Le 7 mars, la Cour pénale internationale (CPI) a reconnu Germain Katanga coupable de crimes de guerre et crimes contre l’humanité, s’étant rendu complice de meurtres et d’une attaque de civils à Bogoro, dans le district de l’Ituri, le 24 février 2003. Le 23 mai, Katanga été condamné à 12 ans de prison. Il est l’ancien chef d’état-major de la Force de résistance patriotique de l’Ituri (FRPI). Katanga a décidé de ne pas faire appel de la décision et a présenté ses excuses aux victimes.
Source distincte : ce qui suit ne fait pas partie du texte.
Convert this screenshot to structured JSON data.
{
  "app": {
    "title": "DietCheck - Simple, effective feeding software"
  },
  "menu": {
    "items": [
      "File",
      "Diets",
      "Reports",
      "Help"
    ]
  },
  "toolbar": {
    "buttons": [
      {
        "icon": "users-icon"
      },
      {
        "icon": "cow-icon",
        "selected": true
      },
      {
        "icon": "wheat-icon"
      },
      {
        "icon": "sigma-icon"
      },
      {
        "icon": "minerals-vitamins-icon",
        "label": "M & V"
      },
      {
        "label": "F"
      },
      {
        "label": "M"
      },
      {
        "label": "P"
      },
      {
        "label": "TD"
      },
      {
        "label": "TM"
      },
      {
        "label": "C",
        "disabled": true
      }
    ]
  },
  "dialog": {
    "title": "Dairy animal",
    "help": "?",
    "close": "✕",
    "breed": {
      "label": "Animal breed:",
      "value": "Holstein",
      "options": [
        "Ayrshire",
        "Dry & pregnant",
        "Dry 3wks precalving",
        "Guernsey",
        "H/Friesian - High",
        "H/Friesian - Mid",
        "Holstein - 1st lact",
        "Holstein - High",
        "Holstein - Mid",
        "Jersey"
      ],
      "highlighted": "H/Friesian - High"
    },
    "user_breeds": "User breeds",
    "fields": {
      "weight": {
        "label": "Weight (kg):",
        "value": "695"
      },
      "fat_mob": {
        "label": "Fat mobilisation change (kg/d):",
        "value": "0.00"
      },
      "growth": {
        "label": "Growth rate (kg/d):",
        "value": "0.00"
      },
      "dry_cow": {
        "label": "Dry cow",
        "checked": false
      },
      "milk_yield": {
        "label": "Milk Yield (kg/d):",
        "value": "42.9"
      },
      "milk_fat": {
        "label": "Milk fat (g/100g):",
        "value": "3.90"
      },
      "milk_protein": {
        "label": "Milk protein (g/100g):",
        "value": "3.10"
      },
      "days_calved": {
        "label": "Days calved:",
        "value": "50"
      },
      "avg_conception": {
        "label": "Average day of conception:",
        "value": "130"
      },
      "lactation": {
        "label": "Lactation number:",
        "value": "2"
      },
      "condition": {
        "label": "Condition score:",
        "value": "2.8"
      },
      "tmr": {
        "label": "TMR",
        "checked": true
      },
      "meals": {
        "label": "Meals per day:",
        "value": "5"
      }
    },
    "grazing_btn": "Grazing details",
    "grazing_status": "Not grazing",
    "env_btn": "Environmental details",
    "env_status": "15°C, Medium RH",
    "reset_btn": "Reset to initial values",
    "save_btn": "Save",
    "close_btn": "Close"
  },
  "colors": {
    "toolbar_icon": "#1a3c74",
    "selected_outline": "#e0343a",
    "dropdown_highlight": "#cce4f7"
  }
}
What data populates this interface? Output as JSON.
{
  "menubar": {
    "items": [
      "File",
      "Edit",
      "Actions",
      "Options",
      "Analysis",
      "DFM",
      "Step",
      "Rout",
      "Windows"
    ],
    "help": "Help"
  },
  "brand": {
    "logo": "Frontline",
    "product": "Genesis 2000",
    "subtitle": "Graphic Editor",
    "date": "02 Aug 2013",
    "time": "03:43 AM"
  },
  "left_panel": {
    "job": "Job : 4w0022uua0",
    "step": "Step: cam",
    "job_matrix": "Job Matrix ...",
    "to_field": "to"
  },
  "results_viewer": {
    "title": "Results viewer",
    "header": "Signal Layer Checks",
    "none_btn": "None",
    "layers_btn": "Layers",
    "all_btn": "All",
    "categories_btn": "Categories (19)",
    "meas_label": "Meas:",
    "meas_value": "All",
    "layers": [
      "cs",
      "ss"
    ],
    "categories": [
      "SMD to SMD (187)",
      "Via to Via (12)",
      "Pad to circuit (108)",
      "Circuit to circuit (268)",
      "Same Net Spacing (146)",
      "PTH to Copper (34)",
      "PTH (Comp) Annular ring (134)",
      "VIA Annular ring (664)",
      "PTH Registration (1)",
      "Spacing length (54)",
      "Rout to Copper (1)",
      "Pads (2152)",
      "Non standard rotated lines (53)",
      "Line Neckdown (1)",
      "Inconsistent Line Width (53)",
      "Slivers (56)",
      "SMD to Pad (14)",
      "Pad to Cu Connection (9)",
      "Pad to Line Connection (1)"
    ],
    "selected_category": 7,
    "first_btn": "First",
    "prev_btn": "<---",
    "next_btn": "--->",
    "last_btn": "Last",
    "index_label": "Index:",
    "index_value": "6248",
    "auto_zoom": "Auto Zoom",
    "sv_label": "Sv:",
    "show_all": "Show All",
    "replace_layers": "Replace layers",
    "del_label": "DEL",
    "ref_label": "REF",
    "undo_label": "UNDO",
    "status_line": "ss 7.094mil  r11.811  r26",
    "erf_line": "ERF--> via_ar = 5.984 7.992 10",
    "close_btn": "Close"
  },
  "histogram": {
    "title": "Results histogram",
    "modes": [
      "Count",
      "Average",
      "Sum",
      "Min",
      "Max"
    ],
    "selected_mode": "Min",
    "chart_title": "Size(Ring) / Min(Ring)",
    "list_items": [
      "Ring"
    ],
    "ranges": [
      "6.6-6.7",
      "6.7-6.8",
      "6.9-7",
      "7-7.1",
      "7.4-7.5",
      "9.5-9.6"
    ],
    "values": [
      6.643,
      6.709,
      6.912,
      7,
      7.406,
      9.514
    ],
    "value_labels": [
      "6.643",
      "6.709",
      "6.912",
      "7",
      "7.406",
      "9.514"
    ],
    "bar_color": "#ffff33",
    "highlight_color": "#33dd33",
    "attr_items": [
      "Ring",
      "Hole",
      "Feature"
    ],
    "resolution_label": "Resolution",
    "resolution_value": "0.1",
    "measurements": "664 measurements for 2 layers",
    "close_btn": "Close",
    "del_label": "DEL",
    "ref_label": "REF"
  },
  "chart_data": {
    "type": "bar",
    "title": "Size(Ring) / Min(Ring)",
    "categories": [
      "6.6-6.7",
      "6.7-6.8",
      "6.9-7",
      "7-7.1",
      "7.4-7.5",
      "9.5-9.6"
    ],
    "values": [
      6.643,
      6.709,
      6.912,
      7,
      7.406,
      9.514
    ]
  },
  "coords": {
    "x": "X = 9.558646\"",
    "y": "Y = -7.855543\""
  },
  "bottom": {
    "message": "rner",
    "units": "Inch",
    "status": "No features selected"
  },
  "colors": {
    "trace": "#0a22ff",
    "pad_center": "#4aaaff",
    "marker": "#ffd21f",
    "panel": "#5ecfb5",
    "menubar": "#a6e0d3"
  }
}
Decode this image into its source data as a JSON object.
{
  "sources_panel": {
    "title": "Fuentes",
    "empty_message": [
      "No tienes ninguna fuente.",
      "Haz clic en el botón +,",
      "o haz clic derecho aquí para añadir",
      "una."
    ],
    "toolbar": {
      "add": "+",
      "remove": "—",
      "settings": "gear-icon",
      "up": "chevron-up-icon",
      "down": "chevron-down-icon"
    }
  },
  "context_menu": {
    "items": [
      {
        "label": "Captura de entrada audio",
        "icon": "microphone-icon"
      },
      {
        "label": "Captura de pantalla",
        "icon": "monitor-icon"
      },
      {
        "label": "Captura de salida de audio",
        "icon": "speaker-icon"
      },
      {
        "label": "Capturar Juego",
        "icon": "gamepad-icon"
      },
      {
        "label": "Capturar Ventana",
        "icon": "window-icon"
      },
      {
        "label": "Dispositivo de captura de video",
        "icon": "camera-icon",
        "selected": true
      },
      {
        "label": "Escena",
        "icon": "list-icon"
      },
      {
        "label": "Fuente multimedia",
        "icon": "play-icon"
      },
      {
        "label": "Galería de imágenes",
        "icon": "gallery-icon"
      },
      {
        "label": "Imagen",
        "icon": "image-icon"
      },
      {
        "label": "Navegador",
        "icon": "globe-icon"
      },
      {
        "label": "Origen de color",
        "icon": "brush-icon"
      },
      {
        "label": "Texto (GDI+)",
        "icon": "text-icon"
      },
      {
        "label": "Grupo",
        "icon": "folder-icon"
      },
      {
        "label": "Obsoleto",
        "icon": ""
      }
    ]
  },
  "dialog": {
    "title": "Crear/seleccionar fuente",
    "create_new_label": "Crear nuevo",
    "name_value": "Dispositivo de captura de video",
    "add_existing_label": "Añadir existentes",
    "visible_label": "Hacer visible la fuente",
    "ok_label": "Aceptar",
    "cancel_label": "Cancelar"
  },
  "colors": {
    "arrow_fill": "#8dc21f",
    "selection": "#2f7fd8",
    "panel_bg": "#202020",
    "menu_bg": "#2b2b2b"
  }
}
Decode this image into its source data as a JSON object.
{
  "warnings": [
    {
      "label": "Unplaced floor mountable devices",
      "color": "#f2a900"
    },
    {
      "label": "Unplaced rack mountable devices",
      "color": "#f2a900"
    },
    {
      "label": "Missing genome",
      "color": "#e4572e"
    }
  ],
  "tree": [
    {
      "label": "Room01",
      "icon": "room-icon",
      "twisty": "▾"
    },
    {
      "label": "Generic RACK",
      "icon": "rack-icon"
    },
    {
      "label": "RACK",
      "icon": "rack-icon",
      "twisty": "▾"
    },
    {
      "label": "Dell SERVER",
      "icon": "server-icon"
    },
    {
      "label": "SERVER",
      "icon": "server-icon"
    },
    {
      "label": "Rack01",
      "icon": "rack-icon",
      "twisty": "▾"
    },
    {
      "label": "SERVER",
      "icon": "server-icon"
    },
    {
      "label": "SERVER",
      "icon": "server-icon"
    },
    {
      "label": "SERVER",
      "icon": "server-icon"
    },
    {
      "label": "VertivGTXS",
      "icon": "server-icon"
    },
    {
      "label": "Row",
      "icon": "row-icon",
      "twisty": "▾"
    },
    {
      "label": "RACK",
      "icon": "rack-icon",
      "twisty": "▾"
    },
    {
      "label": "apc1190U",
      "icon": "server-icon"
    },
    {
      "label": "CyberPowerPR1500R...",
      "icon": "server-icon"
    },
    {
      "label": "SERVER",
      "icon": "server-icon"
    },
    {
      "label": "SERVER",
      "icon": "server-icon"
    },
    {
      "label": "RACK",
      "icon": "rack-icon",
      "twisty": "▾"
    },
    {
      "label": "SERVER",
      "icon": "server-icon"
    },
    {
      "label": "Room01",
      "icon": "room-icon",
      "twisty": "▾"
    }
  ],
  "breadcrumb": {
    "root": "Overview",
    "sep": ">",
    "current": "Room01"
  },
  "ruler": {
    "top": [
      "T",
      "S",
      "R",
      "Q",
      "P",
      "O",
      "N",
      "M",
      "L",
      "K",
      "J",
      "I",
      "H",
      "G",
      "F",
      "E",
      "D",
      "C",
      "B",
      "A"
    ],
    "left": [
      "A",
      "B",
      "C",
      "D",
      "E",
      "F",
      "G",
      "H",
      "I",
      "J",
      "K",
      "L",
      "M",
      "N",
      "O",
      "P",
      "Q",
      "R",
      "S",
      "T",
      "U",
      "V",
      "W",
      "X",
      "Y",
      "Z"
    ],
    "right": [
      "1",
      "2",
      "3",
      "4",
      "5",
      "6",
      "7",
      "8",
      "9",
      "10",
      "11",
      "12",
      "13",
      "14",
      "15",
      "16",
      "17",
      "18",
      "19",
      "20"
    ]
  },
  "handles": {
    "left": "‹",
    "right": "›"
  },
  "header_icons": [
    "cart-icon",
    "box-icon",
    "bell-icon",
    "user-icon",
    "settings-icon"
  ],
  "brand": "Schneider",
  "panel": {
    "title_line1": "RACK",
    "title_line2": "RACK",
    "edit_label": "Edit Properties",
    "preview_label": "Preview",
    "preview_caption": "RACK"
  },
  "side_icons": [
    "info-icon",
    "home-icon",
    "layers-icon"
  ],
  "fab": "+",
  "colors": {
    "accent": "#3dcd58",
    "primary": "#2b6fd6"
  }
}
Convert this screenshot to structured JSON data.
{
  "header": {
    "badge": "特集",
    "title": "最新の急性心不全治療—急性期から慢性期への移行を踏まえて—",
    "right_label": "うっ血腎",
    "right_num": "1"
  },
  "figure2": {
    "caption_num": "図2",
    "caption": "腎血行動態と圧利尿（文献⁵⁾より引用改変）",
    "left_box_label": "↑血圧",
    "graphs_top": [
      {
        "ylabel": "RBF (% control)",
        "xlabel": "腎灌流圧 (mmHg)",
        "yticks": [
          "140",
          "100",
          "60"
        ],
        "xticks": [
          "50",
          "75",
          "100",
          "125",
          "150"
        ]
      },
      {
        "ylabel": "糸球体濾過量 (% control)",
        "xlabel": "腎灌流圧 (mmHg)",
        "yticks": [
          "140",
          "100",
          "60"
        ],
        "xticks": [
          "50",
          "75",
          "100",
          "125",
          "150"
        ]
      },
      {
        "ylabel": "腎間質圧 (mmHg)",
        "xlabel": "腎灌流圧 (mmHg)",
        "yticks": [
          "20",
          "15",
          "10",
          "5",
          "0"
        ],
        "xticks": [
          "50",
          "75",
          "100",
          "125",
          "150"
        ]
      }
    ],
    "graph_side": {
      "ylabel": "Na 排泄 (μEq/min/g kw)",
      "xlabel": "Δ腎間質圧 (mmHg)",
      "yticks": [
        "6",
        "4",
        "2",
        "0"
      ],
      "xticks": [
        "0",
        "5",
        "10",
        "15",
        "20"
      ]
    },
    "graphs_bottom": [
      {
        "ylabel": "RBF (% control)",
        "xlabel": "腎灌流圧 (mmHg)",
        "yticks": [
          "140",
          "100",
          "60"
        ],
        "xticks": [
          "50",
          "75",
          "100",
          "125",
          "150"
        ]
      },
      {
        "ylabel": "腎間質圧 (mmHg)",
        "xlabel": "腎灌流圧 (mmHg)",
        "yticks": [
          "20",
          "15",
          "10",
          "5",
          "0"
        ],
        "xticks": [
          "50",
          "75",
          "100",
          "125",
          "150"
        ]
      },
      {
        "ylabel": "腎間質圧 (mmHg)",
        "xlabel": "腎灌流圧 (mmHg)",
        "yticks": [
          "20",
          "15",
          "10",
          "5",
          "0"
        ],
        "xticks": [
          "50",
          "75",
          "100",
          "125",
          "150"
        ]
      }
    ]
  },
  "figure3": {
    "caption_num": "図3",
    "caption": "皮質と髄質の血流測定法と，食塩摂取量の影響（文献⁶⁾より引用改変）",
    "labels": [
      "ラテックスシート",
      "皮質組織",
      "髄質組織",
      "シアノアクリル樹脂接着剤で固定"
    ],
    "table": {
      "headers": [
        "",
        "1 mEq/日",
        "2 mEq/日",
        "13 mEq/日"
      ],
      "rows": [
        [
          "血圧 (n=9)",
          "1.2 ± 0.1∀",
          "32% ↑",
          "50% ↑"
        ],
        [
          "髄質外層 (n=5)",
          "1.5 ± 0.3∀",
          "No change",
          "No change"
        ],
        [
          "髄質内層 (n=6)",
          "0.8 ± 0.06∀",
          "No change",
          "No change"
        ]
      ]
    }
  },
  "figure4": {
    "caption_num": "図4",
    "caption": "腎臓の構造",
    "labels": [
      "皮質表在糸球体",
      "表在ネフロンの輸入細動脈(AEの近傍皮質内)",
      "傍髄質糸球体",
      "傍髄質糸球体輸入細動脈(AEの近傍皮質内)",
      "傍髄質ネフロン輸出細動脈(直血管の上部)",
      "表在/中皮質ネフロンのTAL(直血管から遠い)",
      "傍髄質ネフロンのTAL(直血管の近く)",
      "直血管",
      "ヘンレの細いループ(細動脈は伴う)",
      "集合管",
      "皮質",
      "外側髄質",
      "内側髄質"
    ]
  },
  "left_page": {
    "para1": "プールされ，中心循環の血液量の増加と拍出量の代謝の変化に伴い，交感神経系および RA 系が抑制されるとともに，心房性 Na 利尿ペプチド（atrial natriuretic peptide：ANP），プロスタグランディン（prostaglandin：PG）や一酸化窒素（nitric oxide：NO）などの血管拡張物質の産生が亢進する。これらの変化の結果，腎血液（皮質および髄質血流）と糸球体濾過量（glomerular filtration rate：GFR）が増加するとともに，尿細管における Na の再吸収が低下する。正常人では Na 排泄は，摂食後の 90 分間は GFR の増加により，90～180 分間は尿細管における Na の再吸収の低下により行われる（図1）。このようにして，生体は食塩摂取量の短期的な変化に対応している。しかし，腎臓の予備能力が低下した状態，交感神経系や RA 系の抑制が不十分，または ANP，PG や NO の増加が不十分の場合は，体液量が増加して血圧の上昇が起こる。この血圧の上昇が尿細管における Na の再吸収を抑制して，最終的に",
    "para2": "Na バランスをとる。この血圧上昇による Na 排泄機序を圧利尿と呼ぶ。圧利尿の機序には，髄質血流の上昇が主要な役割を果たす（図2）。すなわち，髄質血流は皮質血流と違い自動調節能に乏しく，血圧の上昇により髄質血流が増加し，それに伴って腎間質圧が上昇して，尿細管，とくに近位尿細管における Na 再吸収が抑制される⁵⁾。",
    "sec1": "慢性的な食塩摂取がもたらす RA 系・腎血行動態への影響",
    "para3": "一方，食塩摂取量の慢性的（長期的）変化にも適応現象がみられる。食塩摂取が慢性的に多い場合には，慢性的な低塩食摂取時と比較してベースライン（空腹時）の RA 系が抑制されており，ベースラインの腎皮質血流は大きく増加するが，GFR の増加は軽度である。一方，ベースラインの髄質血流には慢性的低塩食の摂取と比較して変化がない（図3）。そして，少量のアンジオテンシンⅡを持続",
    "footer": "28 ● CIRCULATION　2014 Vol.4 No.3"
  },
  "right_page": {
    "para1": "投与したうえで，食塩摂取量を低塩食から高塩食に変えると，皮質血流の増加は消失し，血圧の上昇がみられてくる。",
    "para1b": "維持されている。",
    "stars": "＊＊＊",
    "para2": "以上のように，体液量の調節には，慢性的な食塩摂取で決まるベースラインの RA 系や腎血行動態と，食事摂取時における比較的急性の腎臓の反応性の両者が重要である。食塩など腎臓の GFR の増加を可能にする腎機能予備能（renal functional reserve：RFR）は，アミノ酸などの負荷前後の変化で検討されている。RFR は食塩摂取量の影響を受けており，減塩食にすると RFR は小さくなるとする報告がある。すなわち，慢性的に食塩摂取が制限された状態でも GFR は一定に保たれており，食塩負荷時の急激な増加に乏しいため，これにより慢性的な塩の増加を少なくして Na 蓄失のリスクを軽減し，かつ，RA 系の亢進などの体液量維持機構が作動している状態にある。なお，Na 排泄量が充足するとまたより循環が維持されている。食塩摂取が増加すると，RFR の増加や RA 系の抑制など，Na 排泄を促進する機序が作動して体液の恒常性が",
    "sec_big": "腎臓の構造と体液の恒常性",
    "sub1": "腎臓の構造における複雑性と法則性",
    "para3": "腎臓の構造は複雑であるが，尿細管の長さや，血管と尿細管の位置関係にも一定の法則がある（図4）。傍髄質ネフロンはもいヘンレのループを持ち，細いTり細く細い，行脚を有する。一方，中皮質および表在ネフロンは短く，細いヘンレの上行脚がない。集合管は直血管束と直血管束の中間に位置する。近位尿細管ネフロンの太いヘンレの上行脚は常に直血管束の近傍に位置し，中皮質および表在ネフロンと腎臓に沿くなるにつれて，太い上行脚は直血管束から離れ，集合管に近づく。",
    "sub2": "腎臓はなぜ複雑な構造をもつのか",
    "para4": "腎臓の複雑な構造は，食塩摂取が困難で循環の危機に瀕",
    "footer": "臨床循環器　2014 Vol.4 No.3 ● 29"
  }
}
Le 9 juin, la CPI a confirmé 18 chefs d’accusation à l’encontre de Bosco Ntaganda, ancien commandant militaire congolais et chef de différents groupes armés soutenus par le Rwanda et actifs en RD Congo depuis la fin des années 1990, pour des crimes de guerre et des crimes contre l’humanité commis dans le nord-est de la RD Congo en 2002 et 2003. Ntaganda s’est rendu à l’ambassade des États-Unis au Rwanda en mars 2013, d’où il a été transféré vers La Haye.

Le mandat d’arrêt délivré par la CPI à l’encontre du général Sylvestre Mudacumura, chef militaire des FDLR, pour crimes de guerre, est en suspens depuis 2012.

Développements régionaux et internationaux

Depuis la défaite du M23, très peu de progrès ont été accomplis dans la mise en œuvre de l’« Accord-cadre pour la paix, la sécurité et la coopération pour la République démocratique du Congo et la région » (également connu sous le nom d’« Accord-cadre »), signé par 11 pays africains en février 2013, sous les auspices du Secrétaire général de l’ONU.

Le gouvernement congolais a adopté une loi d’amnistie en février pour les faits insurrectionnels, faits de guerre et infractions politiques commis entre 2006 et 2013. L’amnistie ne s’applique pas aux crimes internationaux et atteintes aux droits humains graves.

Nombre des dirigeants du M23 responsables de graves atteintes aux droits humains se trouvent encore au Rwanda et en Ouganda, dont plus d’une dizaine sont recherchés sur la base d’un mandat d’arrêt congolais. Ils se soustraient ainsi à la justice, alors même que les gouvernements rwandais et ougandais se sont engagés à appuyer les efforts de justice régionaux et à ne pas abriter ni protéger les individus accusés de crimes de guerre ou de crimes contre l’humanité.

Au mois de juillet, le Secrétaire général de l’ONU Ban Ki-moon a nommé un diplomate algérien, Saïd Djinnit, au poste d’Envoyé spécial des Nations Unies pour la région des Grands Lacs. Il succède ainsi à l’ancienne Présidente irlandaise, Mary Robinson. L’Envoyé spécial américain Russ Feingold continue de jouer un rôle important en exhortant les pays de la région à tenir leurs engagements en vertu de l’Accord-cadre.

Peu après la tenue à Londres, en juin, du Sommet mondial pour mettre fin aux violences sexuelles dans les conflits, le Président Kabila a nommé Jeannine Mabunda Lioko au poste de conseillère du chef de l’État en matière de lutte contre les violences sexuelles et le recrutement des enfants en RD Congo. En août, le gouvernement congolais a lancé un plan d’action exhaustif pour lutter contre les violences sexuelles commises par les soldats.